Let $f : E\rightarrow S$ be an elliptic curve over a scheme $S$ with identity section $e : S\rightarrow E$.
Why is it true that $e^*\Omega_{E/S}\cong f_*\Omega_{E/S}$? (I believe these should be naturally/canonically isomorphic, but I don't know why).
Why should this be true intuitively? The first ($e^*\Omega_{E/S}$) is the "restriction" of $\Omega_{E/S}$ to the identity section. Here, I think of the sections of $e^*\Omega_{E/S}$ as sections of the cotangent bundle on $E/S$, "restricted to fibral tangent spaces".
What about $f_*\Omega_{E/S}$? I have a difficult time understanding $f_*\Omega_{E/S}$ geometrically. What is its associated vector bundle? (What is the pushforward of a vector bundle anyway?) I suppose its sections over $U\subset S$ are just holomorphic relative differentials on $f^{-1}(U)$, but this doesn't obviously imply that $e^*\Omega_{E/S}\cong f_*\Omega_{E/S}$.

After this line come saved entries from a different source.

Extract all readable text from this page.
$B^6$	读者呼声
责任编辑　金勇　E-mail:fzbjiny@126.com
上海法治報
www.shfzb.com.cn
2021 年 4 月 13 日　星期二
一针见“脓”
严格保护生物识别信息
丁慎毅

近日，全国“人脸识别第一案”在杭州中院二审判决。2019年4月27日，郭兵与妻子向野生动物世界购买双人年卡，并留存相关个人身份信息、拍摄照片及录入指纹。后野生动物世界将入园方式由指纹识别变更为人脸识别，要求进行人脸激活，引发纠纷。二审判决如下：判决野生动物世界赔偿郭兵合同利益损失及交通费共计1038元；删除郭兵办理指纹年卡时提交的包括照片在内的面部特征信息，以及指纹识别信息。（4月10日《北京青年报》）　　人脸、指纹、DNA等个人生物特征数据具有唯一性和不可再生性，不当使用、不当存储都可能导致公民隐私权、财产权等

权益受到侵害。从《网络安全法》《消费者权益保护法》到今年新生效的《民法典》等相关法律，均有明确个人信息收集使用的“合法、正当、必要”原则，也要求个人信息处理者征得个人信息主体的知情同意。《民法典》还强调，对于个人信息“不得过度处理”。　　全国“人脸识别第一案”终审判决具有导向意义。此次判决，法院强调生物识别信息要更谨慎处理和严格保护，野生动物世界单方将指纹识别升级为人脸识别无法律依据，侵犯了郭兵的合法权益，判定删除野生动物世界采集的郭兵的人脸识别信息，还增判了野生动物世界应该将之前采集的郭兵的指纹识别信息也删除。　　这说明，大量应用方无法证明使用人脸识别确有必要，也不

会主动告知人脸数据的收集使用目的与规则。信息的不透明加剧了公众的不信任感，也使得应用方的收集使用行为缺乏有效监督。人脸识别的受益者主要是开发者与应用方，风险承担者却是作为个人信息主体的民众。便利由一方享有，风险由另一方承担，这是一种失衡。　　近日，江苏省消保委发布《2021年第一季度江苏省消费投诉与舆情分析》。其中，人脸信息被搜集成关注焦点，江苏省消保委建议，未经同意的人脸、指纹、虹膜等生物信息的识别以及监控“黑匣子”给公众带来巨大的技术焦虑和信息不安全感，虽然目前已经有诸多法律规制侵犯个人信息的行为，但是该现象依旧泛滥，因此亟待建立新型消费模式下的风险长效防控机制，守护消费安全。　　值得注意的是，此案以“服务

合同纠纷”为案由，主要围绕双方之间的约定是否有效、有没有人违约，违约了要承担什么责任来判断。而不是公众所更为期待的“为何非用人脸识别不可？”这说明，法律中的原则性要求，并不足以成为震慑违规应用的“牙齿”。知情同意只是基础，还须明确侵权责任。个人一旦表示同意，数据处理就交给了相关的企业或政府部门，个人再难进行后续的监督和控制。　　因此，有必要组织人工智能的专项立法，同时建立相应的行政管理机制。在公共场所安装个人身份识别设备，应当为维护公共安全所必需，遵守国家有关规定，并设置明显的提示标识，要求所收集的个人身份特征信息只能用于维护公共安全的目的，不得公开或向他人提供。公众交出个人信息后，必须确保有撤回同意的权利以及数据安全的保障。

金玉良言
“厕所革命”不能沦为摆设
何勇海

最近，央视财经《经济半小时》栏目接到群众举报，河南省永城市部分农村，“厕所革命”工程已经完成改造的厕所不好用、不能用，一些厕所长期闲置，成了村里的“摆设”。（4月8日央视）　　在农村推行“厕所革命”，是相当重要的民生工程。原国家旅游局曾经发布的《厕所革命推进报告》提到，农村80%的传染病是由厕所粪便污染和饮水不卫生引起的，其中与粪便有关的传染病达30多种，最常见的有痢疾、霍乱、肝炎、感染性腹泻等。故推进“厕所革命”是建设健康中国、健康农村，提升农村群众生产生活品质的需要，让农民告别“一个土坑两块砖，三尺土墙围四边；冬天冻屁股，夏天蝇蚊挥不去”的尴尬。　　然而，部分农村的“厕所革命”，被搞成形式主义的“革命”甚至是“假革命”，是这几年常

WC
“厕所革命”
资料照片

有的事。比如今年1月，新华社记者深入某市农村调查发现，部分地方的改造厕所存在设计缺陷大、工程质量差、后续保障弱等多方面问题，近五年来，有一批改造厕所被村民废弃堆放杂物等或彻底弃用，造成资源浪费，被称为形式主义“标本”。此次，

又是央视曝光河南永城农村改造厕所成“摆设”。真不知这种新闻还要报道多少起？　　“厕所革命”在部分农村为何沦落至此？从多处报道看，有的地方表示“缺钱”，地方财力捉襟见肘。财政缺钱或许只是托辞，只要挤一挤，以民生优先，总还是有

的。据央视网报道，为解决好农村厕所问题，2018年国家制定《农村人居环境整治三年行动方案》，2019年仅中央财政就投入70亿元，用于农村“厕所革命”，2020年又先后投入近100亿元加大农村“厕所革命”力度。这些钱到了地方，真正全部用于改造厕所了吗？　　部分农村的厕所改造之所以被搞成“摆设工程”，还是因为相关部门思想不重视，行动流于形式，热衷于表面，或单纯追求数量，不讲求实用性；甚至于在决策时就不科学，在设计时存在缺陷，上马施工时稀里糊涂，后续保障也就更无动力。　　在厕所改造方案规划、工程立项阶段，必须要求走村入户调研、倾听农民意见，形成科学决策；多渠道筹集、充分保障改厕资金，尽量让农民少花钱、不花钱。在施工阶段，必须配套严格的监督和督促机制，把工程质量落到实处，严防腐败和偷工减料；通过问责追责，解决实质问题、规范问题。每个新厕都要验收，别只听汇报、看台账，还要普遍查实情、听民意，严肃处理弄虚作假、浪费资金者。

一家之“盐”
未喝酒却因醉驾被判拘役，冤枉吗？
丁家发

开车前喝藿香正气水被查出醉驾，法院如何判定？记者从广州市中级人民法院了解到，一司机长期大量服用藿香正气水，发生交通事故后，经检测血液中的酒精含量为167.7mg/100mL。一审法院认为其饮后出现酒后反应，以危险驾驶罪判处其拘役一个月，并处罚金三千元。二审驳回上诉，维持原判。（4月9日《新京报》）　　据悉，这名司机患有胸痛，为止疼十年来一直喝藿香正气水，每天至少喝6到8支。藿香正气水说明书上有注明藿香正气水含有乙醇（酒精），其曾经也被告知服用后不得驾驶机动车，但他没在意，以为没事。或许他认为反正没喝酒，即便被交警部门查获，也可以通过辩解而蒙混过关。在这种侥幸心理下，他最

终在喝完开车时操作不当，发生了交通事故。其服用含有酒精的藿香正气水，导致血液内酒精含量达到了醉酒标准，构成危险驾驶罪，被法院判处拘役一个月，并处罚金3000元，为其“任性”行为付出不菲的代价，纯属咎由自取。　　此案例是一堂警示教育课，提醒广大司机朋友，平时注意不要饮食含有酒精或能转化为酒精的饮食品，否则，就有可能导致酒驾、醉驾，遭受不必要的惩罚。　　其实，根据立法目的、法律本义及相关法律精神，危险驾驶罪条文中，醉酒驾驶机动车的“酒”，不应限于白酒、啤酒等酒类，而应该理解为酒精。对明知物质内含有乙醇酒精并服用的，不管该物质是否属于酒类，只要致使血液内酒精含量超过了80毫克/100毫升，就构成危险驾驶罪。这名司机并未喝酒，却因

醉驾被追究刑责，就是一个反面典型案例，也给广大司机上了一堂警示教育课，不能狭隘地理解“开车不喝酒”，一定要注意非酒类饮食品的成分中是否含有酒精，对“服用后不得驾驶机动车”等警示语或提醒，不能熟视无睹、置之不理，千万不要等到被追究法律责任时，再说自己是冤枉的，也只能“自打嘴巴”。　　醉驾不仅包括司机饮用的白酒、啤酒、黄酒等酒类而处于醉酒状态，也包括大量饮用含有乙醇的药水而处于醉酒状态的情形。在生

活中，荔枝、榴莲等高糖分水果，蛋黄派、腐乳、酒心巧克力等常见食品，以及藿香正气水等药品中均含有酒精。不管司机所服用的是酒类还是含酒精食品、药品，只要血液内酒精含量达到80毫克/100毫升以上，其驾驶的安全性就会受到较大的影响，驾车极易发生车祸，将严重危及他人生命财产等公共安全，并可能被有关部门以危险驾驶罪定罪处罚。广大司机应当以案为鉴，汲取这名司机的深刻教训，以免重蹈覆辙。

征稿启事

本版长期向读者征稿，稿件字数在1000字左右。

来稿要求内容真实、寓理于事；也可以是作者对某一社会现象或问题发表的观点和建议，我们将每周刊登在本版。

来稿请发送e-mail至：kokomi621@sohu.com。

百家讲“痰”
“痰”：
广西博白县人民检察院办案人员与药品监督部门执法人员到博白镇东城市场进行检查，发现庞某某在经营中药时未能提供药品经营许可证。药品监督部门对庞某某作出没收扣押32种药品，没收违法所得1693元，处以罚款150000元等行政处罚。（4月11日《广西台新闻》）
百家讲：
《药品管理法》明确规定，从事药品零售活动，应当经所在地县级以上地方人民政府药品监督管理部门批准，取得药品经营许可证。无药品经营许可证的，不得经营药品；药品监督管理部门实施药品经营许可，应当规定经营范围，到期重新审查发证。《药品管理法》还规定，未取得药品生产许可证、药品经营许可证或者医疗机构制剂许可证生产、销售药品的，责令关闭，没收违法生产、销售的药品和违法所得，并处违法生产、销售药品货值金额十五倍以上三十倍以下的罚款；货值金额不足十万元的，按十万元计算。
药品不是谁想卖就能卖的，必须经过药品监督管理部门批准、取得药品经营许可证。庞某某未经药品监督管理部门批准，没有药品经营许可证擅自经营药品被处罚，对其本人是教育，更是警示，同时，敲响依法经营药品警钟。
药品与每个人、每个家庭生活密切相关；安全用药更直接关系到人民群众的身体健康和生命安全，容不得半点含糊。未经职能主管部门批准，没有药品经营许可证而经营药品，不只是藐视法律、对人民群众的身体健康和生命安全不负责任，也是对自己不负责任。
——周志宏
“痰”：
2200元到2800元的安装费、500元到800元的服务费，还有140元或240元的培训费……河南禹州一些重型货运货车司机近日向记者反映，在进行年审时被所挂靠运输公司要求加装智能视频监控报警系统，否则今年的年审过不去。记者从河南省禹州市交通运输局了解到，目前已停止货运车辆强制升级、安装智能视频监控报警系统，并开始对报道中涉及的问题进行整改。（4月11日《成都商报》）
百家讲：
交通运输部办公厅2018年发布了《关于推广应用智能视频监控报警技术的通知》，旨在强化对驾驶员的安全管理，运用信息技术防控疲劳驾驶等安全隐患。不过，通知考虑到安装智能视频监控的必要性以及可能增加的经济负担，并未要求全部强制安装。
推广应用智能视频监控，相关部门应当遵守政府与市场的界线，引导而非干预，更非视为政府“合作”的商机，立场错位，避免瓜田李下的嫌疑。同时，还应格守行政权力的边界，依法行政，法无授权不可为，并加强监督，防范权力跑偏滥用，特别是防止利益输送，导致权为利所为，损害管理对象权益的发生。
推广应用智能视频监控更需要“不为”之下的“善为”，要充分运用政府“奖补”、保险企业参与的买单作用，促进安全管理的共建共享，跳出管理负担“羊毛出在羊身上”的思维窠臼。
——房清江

You have an exact sequence $0\to \Omega_{E/S}(-e(S))\to \Omega_{E/S}\to {\Omega_{E/S}}_{|e(S)}=e^*\Omega_{E/S}\to 0$. Applying $f_*$, you get a long exact sequence, $0\to f_*(\Omega_{E/S})\to e^*(\Omega_{E/S})\to R^1f_*(\Omega_{E/S}(-e(S)))\to R^1f_*(\Omega_{E/S})\to 0$. Both the last two terms are line bundles on $S$ by semicontinuity theorems (and Riemann-Roch) and thus they must be isomorphic. So, we get that the first two terms are isomorphic too.